So, a current hot copyright infringement legal dispute involves Malcolm X’s family and Chicago’s Third World Press. Third World Press purchased the rights from X Legacy, LLC. (Malcom X’s estate) to publish his diary, set to release late November.
The family filed a suit alleging that Third World Press did not have authority to publish Malcolm X’s diary.
I know you are thinking…so, did they just jack the diary?
No, Third World Press didn’t jack it. They had a written agreement purchasing the rights, signed by Malcolm X’s daughter Ilyasah Al-Shabazz, a co-editor of the book. The family is saying that Ilysah didn’t have the authority to sell the rights, and act alone. There are several other living children. The family requested and the Court awarded, a Temporary Restraining Order. The books cannot be sold or distributed until January 31, after a preliminary injunction hearing. Depending on the outcome, the publisher may have to wait until the case ends before they release the book (if they win of course).
Let’s talk business + what this means for you.
According to the Tribune,
[Tweet “As a small business owner, it’s so easy to get caught into the doing part of your biz”] that you forget to tend to some of the things that aren’t as pressing at the moment. Why? Because the clients get priority over our own affairs.
Johnson [of Third World Press] said the publisher’s attorneys want to view X Legacy’s operational agreement to try to understand “who owns what and who has the authority to do what…He added that the operational agreement was not included in the documents attached to the lawsuit and that Al-Shabazz also has not produced it.”
Are you guilty? Raise your hand. *slowly raising mine*
An operating agreement (referred to in the Tribune as an operational agreement) is the bible of a Limited Liability Company (LLC).
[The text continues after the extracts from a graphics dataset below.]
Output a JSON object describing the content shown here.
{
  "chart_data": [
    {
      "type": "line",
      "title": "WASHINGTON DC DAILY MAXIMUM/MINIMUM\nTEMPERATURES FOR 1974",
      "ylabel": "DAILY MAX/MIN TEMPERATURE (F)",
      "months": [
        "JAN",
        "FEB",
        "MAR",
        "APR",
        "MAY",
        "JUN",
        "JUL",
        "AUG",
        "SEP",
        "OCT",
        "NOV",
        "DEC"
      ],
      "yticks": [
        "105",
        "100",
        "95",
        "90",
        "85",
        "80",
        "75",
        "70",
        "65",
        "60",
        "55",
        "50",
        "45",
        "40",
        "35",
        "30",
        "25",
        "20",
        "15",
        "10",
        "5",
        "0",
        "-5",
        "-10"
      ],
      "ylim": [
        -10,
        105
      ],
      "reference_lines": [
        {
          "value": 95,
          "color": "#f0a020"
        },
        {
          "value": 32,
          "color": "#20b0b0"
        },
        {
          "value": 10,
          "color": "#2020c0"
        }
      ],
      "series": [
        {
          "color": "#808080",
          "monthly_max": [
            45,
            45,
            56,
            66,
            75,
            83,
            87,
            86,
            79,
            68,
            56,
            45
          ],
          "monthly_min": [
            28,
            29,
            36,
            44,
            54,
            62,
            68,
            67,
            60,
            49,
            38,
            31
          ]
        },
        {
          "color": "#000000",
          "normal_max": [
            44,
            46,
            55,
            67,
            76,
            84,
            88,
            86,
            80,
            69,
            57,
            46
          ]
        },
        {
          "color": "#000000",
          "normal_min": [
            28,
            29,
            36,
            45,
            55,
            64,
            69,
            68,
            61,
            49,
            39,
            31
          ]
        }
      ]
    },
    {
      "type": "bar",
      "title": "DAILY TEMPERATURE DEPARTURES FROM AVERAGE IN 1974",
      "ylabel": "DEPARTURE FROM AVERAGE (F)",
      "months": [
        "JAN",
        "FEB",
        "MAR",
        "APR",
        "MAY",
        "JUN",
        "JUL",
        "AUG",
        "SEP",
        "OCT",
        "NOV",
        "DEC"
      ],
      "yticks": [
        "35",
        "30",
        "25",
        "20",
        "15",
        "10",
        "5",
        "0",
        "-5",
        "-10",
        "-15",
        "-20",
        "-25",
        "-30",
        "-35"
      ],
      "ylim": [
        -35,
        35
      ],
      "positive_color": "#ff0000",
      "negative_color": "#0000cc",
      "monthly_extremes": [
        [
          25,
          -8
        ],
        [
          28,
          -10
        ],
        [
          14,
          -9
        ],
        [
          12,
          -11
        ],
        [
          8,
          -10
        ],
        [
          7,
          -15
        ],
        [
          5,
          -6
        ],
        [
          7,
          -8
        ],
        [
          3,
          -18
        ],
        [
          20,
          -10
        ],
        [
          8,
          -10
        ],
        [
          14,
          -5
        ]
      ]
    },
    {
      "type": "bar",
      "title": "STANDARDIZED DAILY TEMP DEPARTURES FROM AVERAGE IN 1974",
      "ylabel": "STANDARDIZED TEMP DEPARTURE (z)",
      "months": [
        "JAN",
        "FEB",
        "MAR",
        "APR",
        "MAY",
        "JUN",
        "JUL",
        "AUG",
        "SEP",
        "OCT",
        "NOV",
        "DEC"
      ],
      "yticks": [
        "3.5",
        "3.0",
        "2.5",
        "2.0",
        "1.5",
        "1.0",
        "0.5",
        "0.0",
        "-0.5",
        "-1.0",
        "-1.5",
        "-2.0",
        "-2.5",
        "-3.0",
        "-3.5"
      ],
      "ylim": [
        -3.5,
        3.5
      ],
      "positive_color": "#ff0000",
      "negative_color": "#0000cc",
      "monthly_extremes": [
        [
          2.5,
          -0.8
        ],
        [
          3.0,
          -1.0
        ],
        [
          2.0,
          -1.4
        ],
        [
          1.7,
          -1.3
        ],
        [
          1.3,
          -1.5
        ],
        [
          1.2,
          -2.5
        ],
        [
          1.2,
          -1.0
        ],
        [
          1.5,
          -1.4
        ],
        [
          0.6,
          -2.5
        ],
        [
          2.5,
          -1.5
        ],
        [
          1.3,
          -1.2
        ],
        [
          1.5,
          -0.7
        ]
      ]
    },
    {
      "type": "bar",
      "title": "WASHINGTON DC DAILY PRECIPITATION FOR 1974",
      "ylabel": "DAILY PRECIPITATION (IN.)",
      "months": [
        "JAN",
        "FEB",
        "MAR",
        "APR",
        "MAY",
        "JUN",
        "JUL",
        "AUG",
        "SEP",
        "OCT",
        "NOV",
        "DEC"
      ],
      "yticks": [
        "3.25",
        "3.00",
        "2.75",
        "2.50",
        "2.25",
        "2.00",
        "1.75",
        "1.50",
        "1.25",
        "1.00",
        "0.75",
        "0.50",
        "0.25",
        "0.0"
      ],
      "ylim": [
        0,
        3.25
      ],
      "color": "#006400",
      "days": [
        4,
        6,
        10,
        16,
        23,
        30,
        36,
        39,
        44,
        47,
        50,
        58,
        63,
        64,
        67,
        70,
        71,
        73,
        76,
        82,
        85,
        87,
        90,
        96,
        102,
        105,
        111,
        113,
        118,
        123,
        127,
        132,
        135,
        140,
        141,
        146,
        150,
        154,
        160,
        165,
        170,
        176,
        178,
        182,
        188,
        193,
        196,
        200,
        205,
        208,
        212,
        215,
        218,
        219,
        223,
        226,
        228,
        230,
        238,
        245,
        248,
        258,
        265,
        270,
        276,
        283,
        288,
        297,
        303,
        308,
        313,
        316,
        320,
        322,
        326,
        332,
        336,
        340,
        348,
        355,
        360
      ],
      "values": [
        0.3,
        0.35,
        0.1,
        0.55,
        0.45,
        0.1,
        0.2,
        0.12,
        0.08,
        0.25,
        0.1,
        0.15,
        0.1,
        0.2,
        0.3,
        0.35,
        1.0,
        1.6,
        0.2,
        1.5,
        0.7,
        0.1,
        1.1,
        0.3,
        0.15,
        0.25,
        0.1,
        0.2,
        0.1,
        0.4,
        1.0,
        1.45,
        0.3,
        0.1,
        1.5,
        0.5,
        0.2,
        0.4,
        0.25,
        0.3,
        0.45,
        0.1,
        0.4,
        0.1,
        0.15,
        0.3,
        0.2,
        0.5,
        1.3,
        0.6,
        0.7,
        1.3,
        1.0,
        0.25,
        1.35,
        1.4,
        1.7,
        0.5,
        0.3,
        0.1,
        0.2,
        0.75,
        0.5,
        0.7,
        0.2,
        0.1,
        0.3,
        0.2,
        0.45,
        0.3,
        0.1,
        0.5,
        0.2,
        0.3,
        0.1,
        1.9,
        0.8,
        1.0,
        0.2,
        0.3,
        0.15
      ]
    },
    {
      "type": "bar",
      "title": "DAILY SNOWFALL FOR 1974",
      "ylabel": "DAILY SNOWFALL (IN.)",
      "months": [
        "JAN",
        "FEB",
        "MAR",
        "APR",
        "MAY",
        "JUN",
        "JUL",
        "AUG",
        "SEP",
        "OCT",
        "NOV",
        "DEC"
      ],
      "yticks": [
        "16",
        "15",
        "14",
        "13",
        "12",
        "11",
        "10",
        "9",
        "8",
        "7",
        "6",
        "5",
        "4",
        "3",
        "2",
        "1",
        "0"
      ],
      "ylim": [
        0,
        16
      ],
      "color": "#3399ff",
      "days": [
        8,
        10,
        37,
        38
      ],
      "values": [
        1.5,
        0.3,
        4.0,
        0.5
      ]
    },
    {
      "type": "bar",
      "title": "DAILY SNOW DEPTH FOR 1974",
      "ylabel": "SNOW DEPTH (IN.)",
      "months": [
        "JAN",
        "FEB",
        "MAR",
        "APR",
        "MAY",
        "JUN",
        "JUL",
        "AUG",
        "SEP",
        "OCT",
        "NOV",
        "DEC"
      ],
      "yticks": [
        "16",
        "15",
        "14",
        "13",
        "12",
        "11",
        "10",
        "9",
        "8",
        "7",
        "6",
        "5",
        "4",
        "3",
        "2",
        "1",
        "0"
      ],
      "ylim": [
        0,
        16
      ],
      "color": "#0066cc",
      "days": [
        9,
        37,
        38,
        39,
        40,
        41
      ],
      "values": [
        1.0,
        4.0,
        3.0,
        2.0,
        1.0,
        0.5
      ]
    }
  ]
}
It addresses important issues such as
- Who has management rights in the company?
- What are the limits on their authority?
- What situations require approval by other members and what does that approval look like? For example, is it a majority or unanimous vote.
The operating agreement is critical for all LLCs, even when there is one member (owner). Beyond it being your Business Bible it is one thing that demonstrates you are running an actual business. What do I mean by that? Before you set up the business. It was just you. Once you created the business, it’s you (the individual) and your business (the entity). You are not your business, you are a component of it. The operating agreement defines your role as the member (owner) and your duty to the business.
Do you have an operating agreement for your LLC? If you don’t, it needs to be a priority.